When I was in kindergarten, compulsory naps scared me. Those dormitories full of dark blue plastic mini-bunk beds really didn’t make me want to sleep. So, finally, when everyone else was fast asleep, my eyes were wide open and the sound of my classmates’ breathing made me anxious. Paradoxically, these micro insomnias made me feel like I was missing out on life. I was missing out on a collective experience, I imagined them all, one next to the other, on the sleep train, a train that I could see pulling away but could not chase after.
One afternoon a man came to give a traumatic talk about this. He called it “The Sleep Train.” It arrives in a yawn, and if you don’t go to bed at that initial warning you miss your train.
Missing the train. An old artist once told me at a crappy art show, “Never miss the train, there are career opportunities that only come around once.”
Ta carrière, he said. I’ve always found that word strange. Isn’t a carrière a quarry, an empty plain filled with big hills of stones?
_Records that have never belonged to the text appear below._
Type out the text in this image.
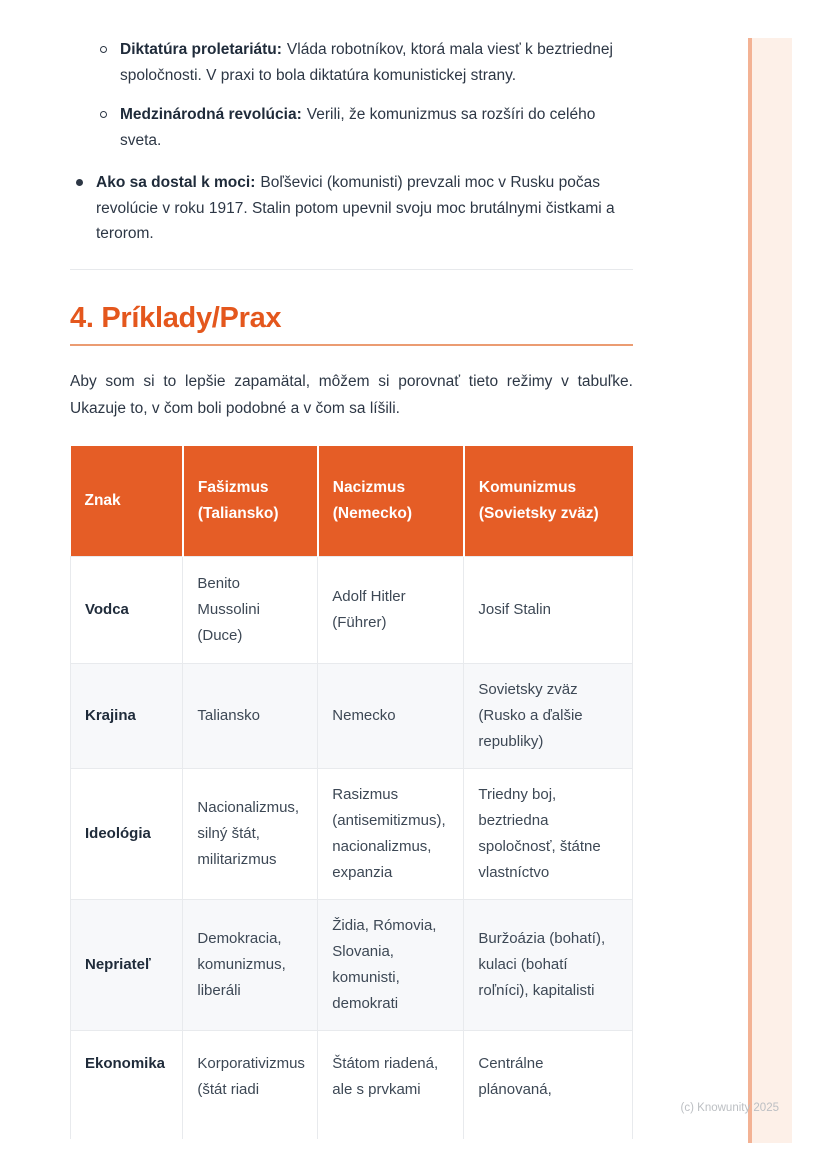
Diktatúra proletariátu: Vláda robotníkov, ktorá mala viesť k beztriednej spoločnosti. V praxi to bola diktatúra komunistickej strany.
Medzinárodná revolúcia: Verili, že komunizmus sa rozšíri do celého sveta.
Ako sa dostal k moci: Boľševici (komunisti) prevzali moc v Rusku počas revolúcie v roku 1917. Stalin potom upevnil svoju moc brutálnymi čistkami a terorom.
4. Príklady/Prax

Aby som si to lepšie zapamätal, môžem si porovnať tieto režimy v tabuľke. Ukazuje to, v čom boli podobné a v čom sa líšili.

Znak	Fašizmus (Taliansko)	Nacizmus (Nemecko)	Komunizmus (Sovietsky zväz)
Vodca	Benito Mussolini (Duce)	Adolf Hitler (Führer)	Josif Stalin
Krajina	Taliansko	Nemecko	Sovietsky zväz (Rusko a ďalšie republiky)
Ideológia	Nacionalizmus, silný štát, militarizmus	Rasizmus (antisemitizmus), nacionalizmus, expanzia	Triedny boj, beztriedna spoločnosť, štátne vlastníctvo
Nepriateľ	Demokracia, komunizmus, liberáli	Židia, Rómovia, Slovania, komunisti, demokrati	Buržoázia (bohatí), kulaci (bohatí roľníci), kapitalisti
Ekonomika	Korporativizmus (štát riadi	Štátom riadená, ale s prvkami	Centrálne plánovaná,
(c) Knowunity 2025
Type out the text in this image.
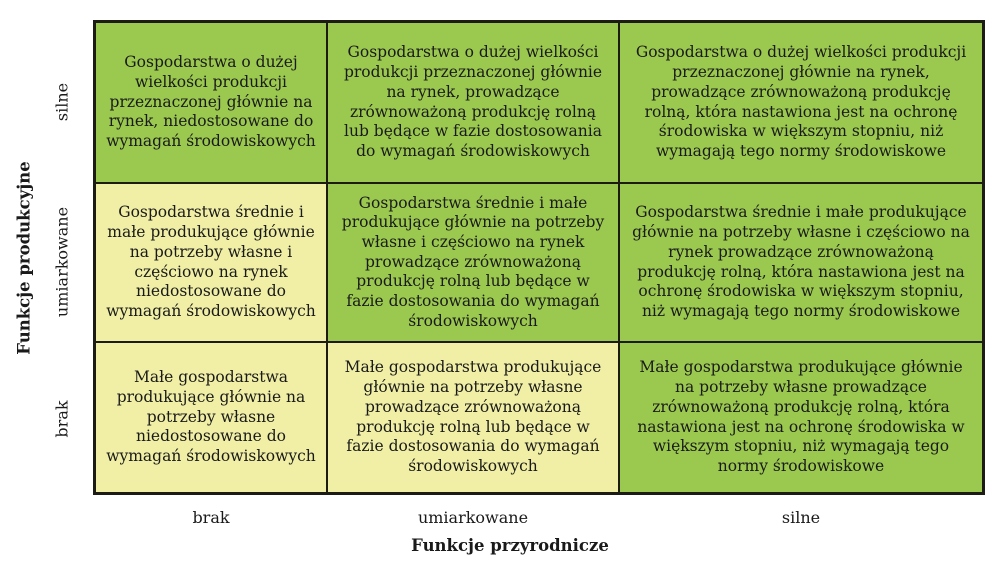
Funkcje produkcyjne
silne
umiarkowane
brak
Gospodarstwa o dużej wielkości produkcji przeznaczonej głównie na rynek, niedostosowane do wymagań środowiskowych
Gospodarstwa o dużej wielkości produkcji przeznaczonej głównie na rynek, prowadzące zrównoważoną produkcję rolną lub będące w fazie dostosowania do wymagań środowiskowych
Gospodarstwa o dużej wielkości produkcji przeznaczonej głównie na rynek, prowadzące zrównoważoną produkcję rolną, która nastawiona jest na ochronę środowiska w większym stopniu, niż wymagają tego normy środowiskowe
Gospodarstwa średnie i małe produkujące głównie na potrzeby własne i częściowo na rynek niedostosowane do wymagań środowiskowych
Gospodarstwa średnie i małe produkujące głównie na potrzeby własne i częściowo na rynek prowadzące zrównoważoną produkcję rolną lub będące w fazie dostosowania do wymagań środowiskowych
Gospodarstwa średnie i małe produkujące głównie na potrzeby własne i częściowo na rynek prowadzące zrównoważoną produkcję rolną, która nastawiona jest na ochronę środowiska w większym stopniu, niż wymagają tego normy środowiskowe
Małe gospodarstwa produkujące głównie na potrzeby własne niedostosowane do wymagań środowiskowych
Małe gospodarstwa produkujące głównie na potrzeby własne prowadzące zrównoważoną produkcję rolną lub będące w fazie dostosowania do wymagań środowiskowych
Małe gospodarstwa produkujące głównie na potrzeby własne prowadzące zrównoważoną produkcję rolną, która nastawiona jest na ochronę środowiska w większym stopniu, niż wymagają tego normy środowiskowe
brak	umiarkowane	silne
Funkcje przyrodnicze
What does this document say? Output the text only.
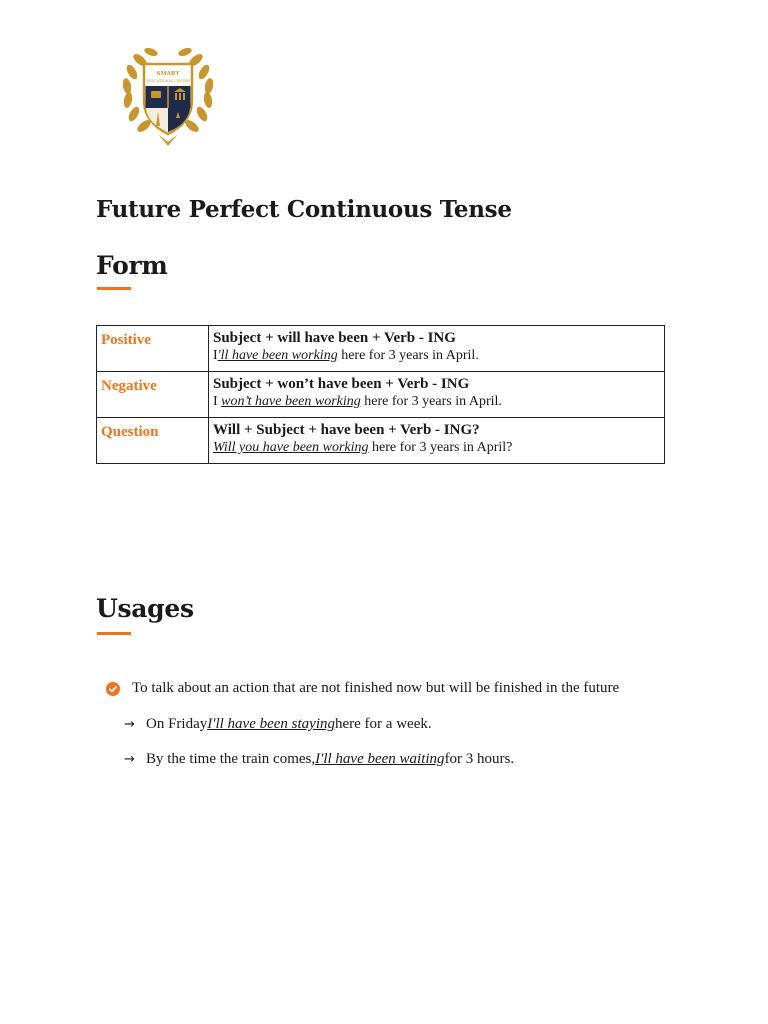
SMART
EDUCATIONAL CENTER
Future Perfect Continuous Tense
Form
Positive	Subject + will have been + Verb - ING
I'll have been working here for 3 years in April.

Negative	Subject + won’t have been + Verb - ING
I won’t have been working here for 3 years in April.

Question	Will + Subject + have been + Verb - ING?
Will you have been working here for 3 years in April?
Usages
To talk about an action that are not finished now but will be finished in the future
→ On Friday I'll have been staying here for a week.
→ By the time the train comes, I'll have been waiting for 3 hours.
Some time ago I was surprised by the film Wanda, made in 1970 by Barbara Loden. It’s a film in which we see a mother abandoning her children. She wanders around strange places, on hills, in quarries full of coal, her curlers coming unstuck and with her lipstick smudged and dust on her apron.
Ghosts are people who wander between representations and have no place to go; they haunt the city.
Vitry-sur-Seine is a haunted town. Some people who live there drag their bodies from one place to another looking for a new body to possess.
We are all looking for a comfortable body that would feel at home anywhere.
This film is about passive resistance, about an aborted dream.